Monday, Oct. 26, 1981
A History of Failure
The current economic upset is proving bad enough for small business, but even the best of times often turn out to be no picnic either. Paradoxically enough, business failures are as much associated with a booming economy as with one that is slumping, and frequently high interest rates have nothing to do with the problem at all.
This year's casualty totals threaten to rise no higher than the peaks of the ten-year period between 1957 and 1967, which began with a mild recession under Dwight Eisenhower, encompassed John F. Kennedy's famous expansionary tax cut in 1964, and ended just as the Lyndon Johnson boom years of Viet Nam were beginning to fire up domestic inflation. In 1957, 13,739 firms went bust. In 1967, near the zenith of the go-go years, 12,364 companies went under. The highest number of failures registered during the entire period, 17,075, came in 1961, the springboard year of the boom. By comparison, business failures in 1981 now seem set to rise no higher than 17,000 or so for the year as a whole.

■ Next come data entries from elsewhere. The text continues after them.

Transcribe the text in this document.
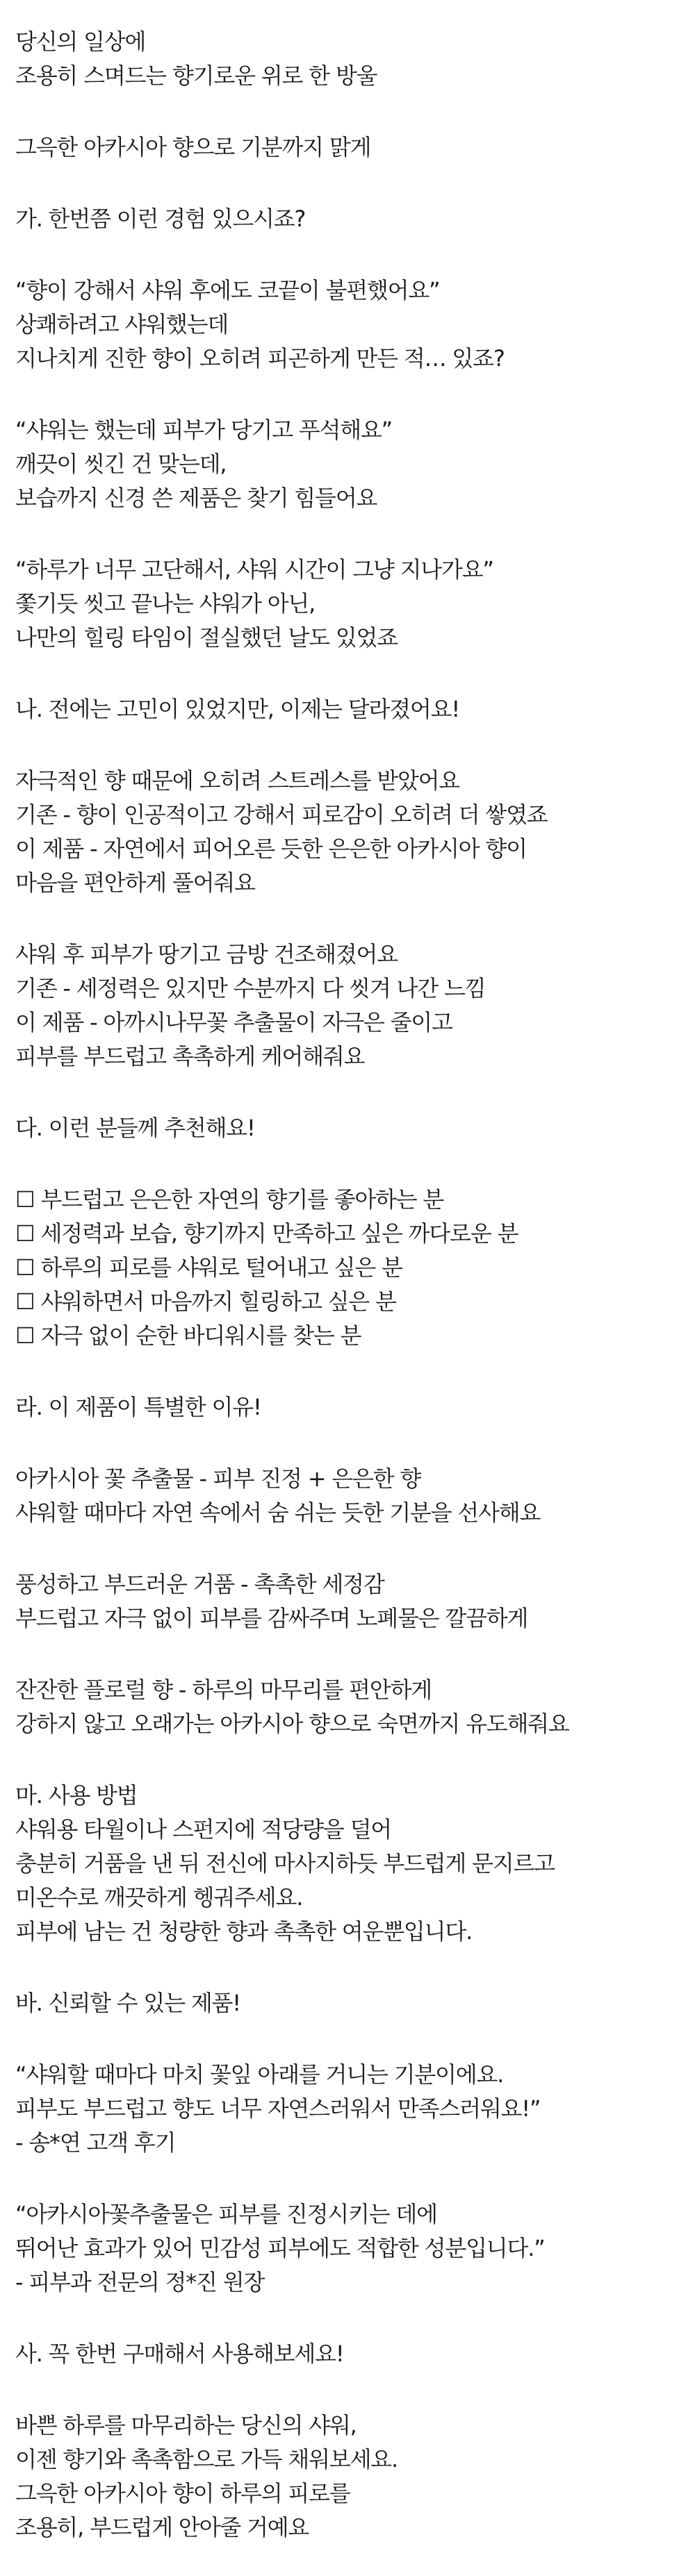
당신의 일상에
조용히 스며드는 향기로운 위로 한 방울
그윽한 아카시아 향으로 기분까지 맑게
가. 한번쯤 이런 경험 있으시죠?
“향이 강해서 샤워 후에도 코끝이 불편했어요”
상쾌하려고 샤워했는데
지나치게 진한 향이 오히려 피곤하게 만든 적… 있죠?
“샤워는 했는데 피부가 당기고 푸석해요”
깨끗이 씻긴 건 맞는데,
보습까지 신경 쓴 제품은 찾기 힘들어요
“하루가 너무 고단해서, 샤워 시간이 그냥 지나가요”
쫓기듯 씻고 끝나는 샤워가 아닌,
나만의 힐링 타임이 절실했던 날도 있었죠
나. 전에는 고민이 있었지만, 이제는 달라졌어요!
자극적인 향 때문에 오히려 스트레스를 받았어요
기존 - 향이 인공적이고 강해서 피로감이 오히려 더 쌓였죠
이 제품 - 자연에서 피어오른 듯한 은은한 아카시아 향이
마음을 편안하게 풀어줘요
샤워 후 피부가 땅기고 금방 건조해졌어요
기존 - 세정력은 있지만 수분까지 다 씻겨 나간 느낌
이 제품 - 아까시나무꽃 추출물이 자극은 줄이고
피부를 부드럽고 촉촉하게 케어해줘요
다. 이런 분들께 추천해요!
☐ 부드럽고 은은한 자연의 향기를 좋아하는 분
☐ 세정력과 보습, 향기까지 만족하고 싶은 까다로운 분
☐ 하루의 피로를 샤워로 털어내고 싶은 분
☐ 샤워하면서 마음까지 힐링하고 싶은 분
☐ 자극 없이 순한 바디워시를 찾는 분
라. 이 제품이 특별한 이유!
아카시아 꽃 추출물 - 피부 진정 + 은은한 향
샤워할 때마다 자연 속에서 숨 쉬는 듯한 기분을 선사해요
풍성하고 부드러운 거품 - 촉촉한 세정감
부드럽고 자극 없이 피부를 감싸주며 노폐물은 깔끔하게
잔잔한 플로럴 향 - 하루의 마무리를 편안하게
강하지 않고 오래가는 아카시아 향으로 숙면까지 유도해줘요
마. 사용 방법
샤워용 타월이나 스펀지에 적당량을 덜어
충분히 거품을 낸 뒤 전신에 마사지하듯 부드럽게 문지르고
미온수로 깨끗하게 헹궈주세요.
피부에 남는 건 청량한 향과 촉촉한 여운뿐입니다.
바. 신뢰할 수 있는 제품!
“샤워할 때마다 마치 꽃잎 아래를 거니는 기분이에요.
피부도 부드럽고 향도 너무 자연스러워서 만족스러워요!”
- 송*연 고객 후기
“아카시아꽃추출물은 피부를 진정시키는 데에
뛰어난 효과가 있어 민감성 피부에도 적합한 성분입니다.”
- 피부과 전문의 정*진 원장
사. 꼭 한번 구매해서 사용해보세요!
바쁜 하루를 마무리하는 당신의 샤워,
이젠 향기와 촉촉함으로 가득 채워보세요.
그윽한 아카시아 향이 하루의 피로를
조용히, 부드럽게 안아줄 거예요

The roller-coaster 1920s were particularly bad times for small business. Economic growth gyrated wildly, but the overall trend was briskly upward. In 1922 the economy expanded at an extraordinary rate of nearly 16%, but business failures also leaped up, to 23,676 for the year, or 120 per 10,000 firms. In 1924 economic growth declined by .2%; and business failures eased back too, totaling 20,615 for the year. In 1929, the year of the Crash, the total stood at no more than 22,909, a modest decline from the previous year's 23,842. The worst year for failures in this century was 1932, the year of the Great Depression, when 31,822 businesses shut their doors.
One obvious reason why businesses succumb when the economy suddenly, and unexpectedly, jumps up is that firms get caught off guard or are unable to adjust to the changed circumstances. During business booms, companies often are unable to raise prices fast enough to offset increased costs. The result is a crippling cash squeeze that can drive a firm into insolvency. Another way of saying it all, of course, is one of the eternal and lasting verities of the capitalist system: risk-taking involves risks.